Retirement income and assets: the implications for retirement income of Government policies to extend working lives
The sixth report in the PPI's Retirement Income and Assets series considers the implications for retirement income of Government policies to extend working lives. The research examines how much longer today’s over 50s in England in 2011 might need to work and save to meet target levels of retirement income. The report is the sixth in a series of research reports on retirement income and assets in the UK.
In the UK over the last three decades, life expectancy has increased substantially. In 1981 a 65 year old man could have expected to live for another 14 years on average, to age 79. However in 2011 a 65 year old man can reasonably expect to live for another 21 years, to age 86 on average. These substantial improvements in life expectancy reflect a complex range of changes in lifestyle, diet, healthcare and patterns of work and economic activity. Improvements in life expectancy could be positive for individuals.
However, increased life expectancy also poses significant challenges to individuals, to employers and to the Government. Individuals who live longer may have increasingly long retirements to save for and support, employers who sponsor Defined Benefit schemes face increases in the costs of providing these pensions and the Government may face increased pressure from funding the state pension and benefits for pensioners.

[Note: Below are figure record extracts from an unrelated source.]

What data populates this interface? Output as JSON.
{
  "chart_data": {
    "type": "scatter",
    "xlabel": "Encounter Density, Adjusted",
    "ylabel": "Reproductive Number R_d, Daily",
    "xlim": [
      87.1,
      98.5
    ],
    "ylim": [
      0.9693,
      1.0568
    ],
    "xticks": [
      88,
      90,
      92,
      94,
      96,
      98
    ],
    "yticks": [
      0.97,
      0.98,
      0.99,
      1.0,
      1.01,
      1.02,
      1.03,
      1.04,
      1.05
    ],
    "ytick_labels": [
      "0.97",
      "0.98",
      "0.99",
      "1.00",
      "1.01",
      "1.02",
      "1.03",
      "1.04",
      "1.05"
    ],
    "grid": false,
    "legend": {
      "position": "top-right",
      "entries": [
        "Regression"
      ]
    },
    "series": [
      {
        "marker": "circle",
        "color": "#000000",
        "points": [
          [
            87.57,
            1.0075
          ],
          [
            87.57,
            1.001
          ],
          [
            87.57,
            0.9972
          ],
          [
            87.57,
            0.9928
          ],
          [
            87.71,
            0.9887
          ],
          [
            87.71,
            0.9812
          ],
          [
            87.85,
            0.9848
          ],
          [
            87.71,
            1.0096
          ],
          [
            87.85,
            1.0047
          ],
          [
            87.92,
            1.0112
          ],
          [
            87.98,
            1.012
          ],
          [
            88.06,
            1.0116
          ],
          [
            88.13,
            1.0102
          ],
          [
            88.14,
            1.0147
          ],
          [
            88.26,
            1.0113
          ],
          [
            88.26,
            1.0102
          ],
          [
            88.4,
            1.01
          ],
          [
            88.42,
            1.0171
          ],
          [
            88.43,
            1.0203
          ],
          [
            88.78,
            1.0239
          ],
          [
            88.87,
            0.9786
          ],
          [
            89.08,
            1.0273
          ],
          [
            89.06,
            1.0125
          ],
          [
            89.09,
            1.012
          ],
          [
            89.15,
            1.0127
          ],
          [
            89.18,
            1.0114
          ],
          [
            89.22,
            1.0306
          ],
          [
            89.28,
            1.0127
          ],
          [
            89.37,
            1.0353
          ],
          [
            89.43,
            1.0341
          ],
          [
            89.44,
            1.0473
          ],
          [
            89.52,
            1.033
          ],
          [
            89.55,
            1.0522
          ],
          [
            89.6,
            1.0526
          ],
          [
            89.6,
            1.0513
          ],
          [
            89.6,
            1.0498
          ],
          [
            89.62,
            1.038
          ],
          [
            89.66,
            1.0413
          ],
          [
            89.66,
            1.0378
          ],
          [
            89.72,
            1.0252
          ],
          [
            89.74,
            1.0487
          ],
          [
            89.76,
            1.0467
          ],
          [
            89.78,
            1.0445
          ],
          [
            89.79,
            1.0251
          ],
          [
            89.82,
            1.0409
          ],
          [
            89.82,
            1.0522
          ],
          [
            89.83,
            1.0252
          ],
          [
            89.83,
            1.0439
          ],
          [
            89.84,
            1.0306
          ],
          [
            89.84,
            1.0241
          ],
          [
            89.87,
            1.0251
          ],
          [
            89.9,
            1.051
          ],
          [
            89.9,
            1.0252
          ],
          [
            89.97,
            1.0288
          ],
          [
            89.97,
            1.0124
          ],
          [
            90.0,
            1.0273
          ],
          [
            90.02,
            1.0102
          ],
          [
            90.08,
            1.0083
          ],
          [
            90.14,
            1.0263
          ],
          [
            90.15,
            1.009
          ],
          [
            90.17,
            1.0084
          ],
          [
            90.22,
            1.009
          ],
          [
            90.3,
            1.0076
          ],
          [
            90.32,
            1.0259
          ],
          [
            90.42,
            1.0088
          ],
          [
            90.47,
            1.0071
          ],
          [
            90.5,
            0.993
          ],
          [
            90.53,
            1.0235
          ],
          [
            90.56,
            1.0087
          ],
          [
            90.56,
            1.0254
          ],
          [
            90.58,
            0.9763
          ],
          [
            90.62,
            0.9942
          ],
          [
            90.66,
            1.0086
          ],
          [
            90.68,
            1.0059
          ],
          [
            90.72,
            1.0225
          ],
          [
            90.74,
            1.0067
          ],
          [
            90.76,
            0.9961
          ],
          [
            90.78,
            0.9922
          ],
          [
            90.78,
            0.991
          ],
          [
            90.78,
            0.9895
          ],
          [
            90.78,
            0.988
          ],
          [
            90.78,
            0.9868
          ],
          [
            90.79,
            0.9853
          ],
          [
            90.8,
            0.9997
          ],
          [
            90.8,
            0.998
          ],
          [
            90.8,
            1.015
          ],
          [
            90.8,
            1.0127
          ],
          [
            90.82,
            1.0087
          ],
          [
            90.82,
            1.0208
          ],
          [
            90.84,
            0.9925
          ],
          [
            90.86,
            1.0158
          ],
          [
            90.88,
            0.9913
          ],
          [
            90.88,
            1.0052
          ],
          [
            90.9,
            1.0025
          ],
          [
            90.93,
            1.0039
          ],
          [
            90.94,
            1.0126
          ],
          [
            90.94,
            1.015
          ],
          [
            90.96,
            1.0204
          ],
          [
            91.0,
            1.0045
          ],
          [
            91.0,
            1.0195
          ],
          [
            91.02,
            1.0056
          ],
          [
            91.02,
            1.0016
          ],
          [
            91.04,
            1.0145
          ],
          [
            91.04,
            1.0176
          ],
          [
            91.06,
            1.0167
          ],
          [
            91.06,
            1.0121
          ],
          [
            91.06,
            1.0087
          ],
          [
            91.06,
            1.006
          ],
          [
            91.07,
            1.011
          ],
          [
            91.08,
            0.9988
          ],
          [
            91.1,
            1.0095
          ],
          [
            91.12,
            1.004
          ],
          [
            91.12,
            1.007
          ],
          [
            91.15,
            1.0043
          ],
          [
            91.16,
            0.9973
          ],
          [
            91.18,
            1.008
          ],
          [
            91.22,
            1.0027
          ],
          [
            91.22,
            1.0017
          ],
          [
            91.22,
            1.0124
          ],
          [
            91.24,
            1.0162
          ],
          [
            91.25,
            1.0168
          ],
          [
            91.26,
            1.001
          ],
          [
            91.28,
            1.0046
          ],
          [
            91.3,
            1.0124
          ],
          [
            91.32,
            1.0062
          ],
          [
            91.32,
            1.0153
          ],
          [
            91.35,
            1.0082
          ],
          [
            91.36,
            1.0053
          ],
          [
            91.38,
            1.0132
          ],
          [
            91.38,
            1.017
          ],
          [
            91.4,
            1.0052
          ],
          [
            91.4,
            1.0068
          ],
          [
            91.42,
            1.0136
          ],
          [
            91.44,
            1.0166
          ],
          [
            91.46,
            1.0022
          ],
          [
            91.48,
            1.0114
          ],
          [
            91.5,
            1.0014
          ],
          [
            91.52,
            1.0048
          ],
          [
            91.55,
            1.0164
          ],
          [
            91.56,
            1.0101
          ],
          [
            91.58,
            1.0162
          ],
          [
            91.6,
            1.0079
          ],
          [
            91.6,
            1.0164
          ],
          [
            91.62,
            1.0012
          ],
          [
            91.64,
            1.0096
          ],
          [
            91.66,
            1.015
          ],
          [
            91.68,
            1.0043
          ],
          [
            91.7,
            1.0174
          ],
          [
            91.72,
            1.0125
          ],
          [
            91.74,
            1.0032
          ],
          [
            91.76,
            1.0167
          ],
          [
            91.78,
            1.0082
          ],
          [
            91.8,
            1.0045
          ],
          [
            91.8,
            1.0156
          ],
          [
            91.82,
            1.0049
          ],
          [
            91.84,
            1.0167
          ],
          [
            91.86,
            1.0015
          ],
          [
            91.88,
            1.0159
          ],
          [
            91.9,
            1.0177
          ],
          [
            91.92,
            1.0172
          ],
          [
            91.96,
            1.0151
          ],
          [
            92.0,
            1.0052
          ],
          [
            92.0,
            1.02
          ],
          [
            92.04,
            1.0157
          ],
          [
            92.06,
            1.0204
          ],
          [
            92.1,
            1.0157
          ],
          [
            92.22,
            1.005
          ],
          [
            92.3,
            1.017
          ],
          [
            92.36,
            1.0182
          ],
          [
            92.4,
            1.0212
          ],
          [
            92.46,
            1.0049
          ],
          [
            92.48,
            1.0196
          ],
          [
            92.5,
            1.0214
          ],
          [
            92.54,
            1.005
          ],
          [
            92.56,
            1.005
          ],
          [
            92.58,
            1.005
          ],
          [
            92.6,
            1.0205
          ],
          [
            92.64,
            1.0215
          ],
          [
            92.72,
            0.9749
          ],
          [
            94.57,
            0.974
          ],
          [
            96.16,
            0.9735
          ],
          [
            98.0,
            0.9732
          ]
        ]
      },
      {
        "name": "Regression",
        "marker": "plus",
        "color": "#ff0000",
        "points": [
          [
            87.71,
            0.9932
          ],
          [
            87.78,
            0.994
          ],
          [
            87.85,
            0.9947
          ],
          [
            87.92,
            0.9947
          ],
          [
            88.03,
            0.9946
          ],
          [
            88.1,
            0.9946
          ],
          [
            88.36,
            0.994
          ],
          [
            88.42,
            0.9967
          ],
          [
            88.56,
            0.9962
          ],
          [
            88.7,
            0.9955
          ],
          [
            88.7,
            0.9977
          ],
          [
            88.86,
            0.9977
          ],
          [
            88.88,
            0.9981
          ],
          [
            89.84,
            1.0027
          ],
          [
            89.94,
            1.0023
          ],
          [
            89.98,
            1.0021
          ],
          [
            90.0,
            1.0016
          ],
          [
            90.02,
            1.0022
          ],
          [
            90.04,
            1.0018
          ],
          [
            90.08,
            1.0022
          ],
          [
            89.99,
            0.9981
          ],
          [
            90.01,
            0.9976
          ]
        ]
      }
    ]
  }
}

This research examines current patterns of work and retirement in the UK among people over age 50 and considers how these might change in the future. The Government has introduced a range of policies and programmes aimed at extending working lives such as policies aimed at moving people off benefits and into paid work, changes to the age at which people can receive state pension and benefit income, and the removal of legal barriers to working longer. The research looks at international experience of similar policy changes and considers what lessons the UK might learn from them. Finally, the research considers what patterns of work and retirement might mean for income adequacy in retirement.